JDBC counts don't match
I'm using a JDBC driver to connect PGSQL -> Cache. I'm noticing when I run SELECT queries and COUNT(*) command against the same table, I get different result sets. I'm pretty new to Cache in general - so I'm trying to understand why these would be different.
Examples (TransID and InvNum should occur in every "row"):
SELECT COUNT(*) FROM ACCT.Services = 1,090,324 WHERE ACCT.Dept = 483
SELECT TransID FROM ACCT.Services = 1,085,776 WHERE ACCT.Dept = 483
SELECT InvNum FROM ACCT.Services = 586,023 WHERE ACCT.Dept = 483
(I tried the same thing in MSSQL via LinkedServer and it unsurprisingly yielded the same result.)
I'm suspecting this has to do with indexes, possibly? The only reason I say this is because the TransID seems to be the main index on this table. Does the index only include 'active rows' entries? Appreciate any insights. Thanks.
Sorry for the typo - that should have been
SELECT COUNT(*) FROM ACCT.Services WHERE ACCT.Dept = 483
Result: 1,090,324
SELECT TransID FROM ACCT.Services WHERE ACCT.Dept = 483
Result: 1,085,776
SELECT InvNum FROM ACCT.Services WHERE ACCT.Dept = 483
Result: 586,023
Just to clarify, in those bottom two queries, is that the entire query? No grouping, no sorting, no COUNT() functions?
If these are counts, it sounds like you've got some nulls in those columns. Try SELECT COUNT(*) FROM ACCT.Services WHERE TransID IS NULL and see what it says.
Thanks for quick reply, David. I wanted to double-check a few things based on your recommendations.
No, there are no grouping or sorting functions in the syntax. The only filtering I'm using against the data is the Dept = 483.
In my additional testing, I tried some additional syntax and noticed the following:
* SELECT COUNT(*) FROM ACCT.Services WHERE ACCT.Dept = 483 yields 1,085,776.
* SELECT COUNT(*), TransID FROM ACCT.Services WHERE ACCT.Dept = 483 AND TransID IS NULL yields 1,085,776.
* SELECT COUNT(*), TransID, ActnCode FROM ACCT.Services WHERE ACCT.Dept = 483 yields 1,085,776.
* SELECT COUNT(*), TransID, ActnCode, Comment WHERE ACT.Dept = 482 yields a result of 1,090,324.
* SELECT COUNT(*), TransID, ActnCode, Comment...[All the rest of the columns; too long to included here] WHERE ACT.Dept = 482 yields a result of 1,090,324.

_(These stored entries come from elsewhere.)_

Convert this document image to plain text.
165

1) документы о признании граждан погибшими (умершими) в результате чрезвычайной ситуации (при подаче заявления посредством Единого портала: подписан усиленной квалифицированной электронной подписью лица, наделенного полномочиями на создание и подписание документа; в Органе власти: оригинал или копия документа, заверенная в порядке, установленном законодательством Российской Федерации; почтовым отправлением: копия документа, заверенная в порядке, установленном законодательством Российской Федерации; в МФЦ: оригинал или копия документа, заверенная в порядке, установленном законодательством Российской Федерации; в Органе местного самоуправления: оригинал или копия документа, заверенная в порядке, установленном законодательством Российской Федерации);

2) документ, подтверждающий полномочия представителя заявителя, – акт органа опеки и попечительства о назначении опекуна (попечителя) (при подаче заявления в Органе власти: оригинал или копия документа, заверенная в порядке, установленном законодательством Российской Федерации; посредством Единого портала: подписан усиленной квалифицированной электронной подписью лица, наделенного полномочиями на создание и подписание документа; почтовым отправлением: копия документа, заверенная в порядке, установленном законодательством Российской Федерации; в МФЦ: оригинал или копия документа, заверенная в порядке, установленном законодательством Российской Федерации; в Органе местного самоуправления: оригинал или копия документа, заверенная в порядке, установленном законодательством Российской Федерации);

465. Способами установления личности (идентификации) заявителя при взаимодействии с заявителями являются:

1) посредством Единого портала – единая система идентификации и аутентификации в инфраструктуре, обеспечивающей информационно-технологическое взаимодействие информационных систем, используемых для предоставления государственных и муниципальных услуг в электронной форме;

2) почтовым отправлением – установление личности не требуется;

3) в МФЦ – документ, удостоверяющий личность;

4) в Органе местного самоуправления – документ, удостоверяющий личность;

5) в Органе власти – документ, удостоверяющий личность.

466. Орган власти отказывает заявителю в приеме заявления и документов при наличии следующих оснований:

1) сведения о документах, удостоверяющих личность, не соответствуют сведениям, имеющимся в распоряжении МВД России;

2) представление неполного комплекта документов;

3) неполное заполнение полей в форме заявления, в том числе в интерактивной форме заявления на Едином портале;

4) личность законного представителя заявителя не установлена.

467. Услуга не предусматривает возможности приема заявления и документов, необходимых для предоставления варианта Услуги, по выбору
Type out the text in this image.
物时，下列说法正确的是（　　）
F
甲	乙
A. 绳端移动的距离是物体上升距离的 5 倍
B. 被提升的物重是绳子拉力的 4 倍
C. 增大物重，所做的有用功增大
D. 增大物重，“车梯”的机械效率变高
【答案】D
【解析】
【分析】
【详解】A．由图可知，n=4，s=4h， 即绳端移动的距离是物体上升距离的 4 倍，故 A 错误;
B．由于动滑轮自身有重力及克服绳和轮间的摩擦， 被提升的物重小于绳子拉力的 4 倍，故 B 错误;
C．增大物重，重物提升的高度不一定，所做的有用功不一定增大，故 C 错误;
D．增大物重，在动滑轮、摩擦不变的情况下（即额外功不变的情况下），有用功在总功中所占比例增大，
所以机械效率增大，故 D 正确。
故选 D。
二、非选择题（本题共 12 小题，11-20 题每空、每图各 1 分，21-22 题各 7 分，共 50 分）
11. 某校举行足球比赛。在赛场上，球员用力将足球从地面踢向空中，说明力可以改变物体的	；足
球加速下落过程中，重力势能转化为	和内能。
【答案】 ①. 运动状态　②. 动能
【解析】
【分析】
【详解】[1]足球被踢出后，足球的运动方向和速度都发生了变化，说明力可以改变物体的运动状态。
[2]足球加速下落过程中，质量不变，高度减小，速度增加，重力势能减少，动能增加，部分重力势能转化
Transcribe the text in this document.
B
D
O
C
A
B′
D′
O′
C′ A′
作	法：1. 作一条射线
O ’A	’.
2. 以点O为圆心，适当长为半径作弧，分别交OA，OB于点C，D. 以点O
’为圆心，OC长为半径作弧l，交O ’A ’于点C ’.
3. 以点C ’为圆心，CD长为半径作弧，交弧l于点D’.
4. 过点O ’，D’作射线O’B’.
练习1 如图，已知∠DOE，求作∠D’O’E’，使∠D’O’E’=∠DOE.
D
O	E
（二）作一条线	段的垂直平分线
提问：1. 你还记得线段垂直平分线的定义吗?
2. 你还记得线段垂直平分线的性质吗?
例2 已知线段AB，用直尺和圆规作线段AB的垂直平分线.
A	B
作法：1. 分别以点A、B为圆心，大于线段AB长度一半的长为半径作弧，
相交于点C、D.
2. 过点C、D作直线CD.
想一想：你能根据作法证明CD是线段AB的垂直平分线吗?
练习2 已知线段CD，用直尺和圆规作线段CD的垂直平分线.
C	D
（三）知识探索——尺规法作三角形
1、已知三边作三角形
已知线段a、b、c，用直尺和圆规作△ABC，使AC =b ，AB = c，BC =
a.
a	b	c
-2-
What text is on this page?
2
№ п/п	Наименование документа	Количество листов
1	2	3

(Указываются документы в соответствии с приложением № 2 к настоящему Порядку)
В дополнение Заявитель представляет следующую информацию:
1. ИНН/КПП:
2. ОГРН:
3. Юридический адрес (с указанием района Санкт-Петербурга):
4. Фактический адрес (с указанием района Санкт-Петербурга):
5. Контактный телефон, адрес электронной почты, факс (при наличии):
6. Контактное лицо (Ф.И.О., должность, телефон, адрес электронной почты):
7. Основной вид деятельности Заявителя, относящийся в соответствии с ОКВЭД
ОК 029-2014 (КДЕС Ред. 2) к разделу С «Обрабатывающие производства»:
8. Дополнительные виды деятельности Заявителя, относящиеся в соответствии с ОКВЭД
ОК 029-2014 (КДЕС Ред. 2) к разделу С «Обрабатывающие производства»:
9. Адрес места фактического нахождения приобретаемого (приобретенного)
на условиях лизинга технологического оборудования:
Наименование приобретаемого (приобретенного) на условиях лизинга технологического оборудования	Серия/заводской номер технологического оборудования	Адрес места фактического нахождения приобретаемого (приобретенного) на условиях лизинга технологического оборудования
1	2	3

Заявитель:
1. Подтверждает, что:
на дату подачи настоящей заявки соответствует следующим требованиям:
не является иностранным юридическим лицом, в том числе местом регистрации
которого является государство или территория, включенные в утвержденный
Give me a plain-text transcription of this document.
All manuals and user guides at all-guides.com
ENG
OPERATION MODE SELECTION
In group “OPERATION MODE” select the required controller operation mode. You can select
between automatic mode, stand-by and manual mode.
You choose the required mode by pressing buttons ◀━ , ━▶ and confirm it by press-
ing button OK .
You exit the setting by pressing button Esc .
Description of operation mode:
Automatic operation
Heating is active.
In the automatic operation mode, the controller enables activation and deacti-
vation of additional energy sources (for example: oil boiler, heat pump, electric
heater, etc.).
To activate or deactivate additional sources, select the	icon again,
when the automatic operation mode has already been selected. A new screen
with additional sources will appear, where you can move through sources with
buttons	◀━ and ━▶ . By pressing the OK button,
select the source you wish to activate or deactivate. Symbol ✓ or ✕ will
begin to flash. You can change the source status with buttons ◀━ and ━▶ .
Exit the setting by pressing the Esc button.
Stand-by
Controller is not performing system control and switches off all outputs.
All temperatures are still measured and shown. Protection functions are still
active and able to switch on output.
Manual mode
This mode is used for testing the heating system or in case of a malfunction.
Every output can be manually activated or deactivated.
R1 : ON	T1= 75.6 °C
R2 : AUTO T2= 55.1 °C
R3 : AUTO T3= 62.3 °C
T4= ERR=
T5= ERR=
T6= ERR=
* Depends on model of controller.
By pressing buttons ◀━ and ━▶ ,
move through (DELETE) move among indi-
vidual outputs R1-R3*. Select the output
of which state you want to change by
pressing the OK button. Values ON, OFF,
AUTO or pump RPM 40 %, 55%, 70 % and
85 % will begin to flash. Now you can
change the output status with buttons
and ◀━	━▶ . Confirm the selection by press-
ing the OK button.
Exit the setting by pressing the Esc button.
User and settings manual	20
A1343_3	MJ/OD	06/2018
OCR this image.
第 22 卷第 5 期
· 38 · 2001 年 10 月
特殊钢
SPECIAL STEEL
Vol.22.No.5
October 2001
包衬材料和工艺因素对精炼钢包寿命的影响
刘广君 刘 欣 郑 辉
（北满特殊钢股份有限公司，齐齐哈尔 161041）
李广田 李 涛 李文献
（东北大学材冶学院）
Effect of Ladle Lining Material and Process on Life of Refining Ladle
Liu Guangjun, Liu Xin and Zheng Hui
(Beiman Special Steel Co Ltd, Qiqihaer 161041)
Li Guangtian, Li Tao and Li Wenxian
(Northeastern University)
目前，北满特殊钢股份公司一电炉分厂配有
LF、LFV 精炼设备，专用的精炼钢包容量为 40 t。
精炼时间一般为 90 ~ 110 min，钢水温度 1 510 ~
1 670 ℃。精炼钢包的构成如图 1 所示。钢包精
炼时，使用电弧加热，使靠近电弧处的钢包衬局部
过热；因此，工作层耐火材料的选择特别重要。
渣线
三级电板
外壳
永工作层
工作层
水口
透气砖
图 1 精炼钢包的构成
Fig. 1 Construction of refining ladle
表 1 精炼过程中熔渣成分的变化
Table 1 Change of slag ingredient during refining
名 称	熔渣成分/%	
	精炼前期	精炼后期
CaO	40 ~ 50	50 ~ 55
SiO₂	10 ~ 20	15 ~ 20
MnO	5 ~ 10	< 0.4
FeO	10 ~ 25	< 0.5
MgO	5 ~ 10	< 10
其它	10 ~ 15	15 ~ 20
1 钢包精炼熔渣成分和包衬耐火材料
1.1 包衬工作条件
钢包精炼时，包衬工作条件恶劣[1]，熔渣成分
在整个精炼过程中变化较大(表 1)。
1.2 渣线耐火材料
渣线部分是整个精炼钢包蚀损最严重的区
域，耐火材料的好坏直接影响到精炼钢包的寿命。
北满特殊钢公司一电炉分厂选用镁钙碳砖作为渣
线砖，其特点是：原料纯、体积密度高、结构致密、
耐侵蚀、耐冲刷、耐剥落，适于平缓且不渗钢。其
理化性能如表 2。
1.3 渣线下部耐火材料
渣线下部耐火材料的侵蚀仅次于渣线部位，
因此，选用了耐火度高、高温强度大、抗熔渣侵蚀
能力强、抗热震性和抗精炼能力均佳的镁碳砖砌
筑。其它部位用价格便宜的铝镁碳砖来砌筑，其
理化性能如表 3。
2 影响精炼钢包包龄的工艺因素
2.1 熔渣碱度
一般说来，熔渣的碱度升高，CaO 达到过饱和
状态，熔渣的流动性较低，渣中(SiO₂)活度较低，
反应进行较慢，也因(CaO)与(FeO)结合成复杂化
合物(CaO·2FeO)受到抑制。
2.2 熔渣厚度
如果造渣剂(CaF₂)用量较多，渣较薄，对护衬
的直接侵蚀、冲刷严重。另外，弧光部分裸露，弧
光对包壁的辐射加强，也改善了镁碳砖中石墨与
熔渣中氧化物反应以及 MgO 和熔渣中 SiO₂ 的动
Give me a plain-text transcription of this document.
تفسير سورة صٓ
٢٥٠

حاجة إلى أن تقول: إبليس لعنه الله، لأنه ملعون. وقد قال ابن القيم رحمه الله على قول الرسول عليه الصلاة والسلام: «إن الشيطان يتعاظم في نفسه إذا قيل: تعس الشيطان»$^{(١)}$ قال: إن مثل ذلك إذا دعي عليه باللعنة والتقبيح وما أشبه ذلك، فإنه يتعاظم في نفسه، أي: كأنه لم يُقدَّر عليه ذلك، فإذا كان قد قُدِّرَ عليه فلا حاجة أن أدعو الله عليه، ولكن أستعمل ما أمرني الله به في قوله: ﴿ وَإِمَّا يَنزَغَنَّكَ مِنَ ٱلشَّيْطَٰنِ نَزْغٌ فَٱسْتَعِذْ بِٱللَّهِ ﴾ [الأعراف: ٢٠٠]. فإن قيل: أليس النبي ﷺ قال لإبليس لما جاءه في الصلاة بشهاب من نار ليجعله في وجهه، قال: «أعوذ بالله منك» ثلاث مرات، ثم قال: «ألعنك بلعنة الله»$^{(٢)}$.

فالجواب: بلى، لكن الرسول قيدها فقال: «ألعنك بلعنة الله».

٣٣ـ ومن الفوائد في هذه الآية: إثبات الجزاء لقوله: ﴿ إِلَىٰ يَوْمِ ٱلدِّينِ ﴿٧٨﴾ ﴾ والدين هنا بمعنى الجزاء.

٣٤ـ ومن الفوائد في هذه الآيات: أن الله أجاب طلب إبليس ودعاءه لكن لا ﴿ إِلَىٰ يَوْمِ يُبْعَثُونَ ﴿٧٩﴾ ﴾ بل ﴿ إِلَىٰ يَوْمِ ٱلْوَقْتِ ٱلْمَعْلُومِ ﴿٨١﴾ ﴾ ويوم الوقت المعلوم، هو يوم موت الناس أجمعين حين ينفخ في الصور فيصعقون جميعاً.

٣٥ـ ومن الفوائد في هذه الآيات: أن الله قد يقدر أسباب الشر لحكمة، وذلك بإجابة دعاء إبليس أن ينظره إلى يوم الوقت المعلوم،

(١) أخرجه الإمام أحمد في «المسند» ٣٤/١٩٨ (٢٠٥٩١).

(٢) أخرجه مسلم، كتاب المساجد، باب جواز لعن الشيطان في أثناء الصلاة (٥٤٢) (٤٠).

I did some additional SELECT testing with other fields and consistently saw that if I only added index fields (e.g. TransID and ActnCode - either both or separately) I get the same 1,085,776 result. If I add a non-indexed field (e.g. Comment, TransUserID) to the SELECT listing, I get the higher (1,090,324) result. This holds true in both of those cases whether I have the COUNT(*) included in the SELECT statement or not.
Thanks again.
It looks the issue with indexing. Did you add some new indexes while you already had some data?
IRIS requires to manually rebuild index after adding or changes.
look at the documentation
Thanks for the quick reply, Dmitry. No - there haven't been any indexes added or changed at all. I'll take a look at the documentation link you provided. Thanks!
In any way, in such cases the first thing is would be to try to rebuild indexes. It should not take to much time, or even if you are able to do it, purge indexes first, then rebuild from scratch.
if it’s still shows differently. In this unexpected case, I would likely to see the your table definition.
I'm not sure if this will help cinch the indexing being the culprit or not, but I pulled just the TransIDs out (into a table by themselves) and then tried to do a SELECT * FROM ACCT.Services WHERE TransID = ######### AND ACCT.Dept = 482 to pull specif TransID rows. I spot checked a few that corresponded to the results in the SELECT COUNT(*), TransID, ActnCode, Comment WHERE ACT.Dept = 482 query and have already hit about three that didn't have any results. I'm assuming at this point it is because they're somehow part of the index, but not actual "active rows". My SQL-brain can't comprehend how I can have a query display a result but not find the detail that corresponds with that row id...but I'm sure it's my lack of Cache-101 knowledge...
For performance reasons, it's possible to define an Index in a way, that some of the columns will be as part of the index itself, just for search, and some data could be in the data part of that index, which will be used to display in the result if requested. So, if your index is somehow corrupted, the SQL engine will expect the values there, and will look for it, so, it will not go to the place where the data originally seat. And as a result, you may not see some of the data in the output rows.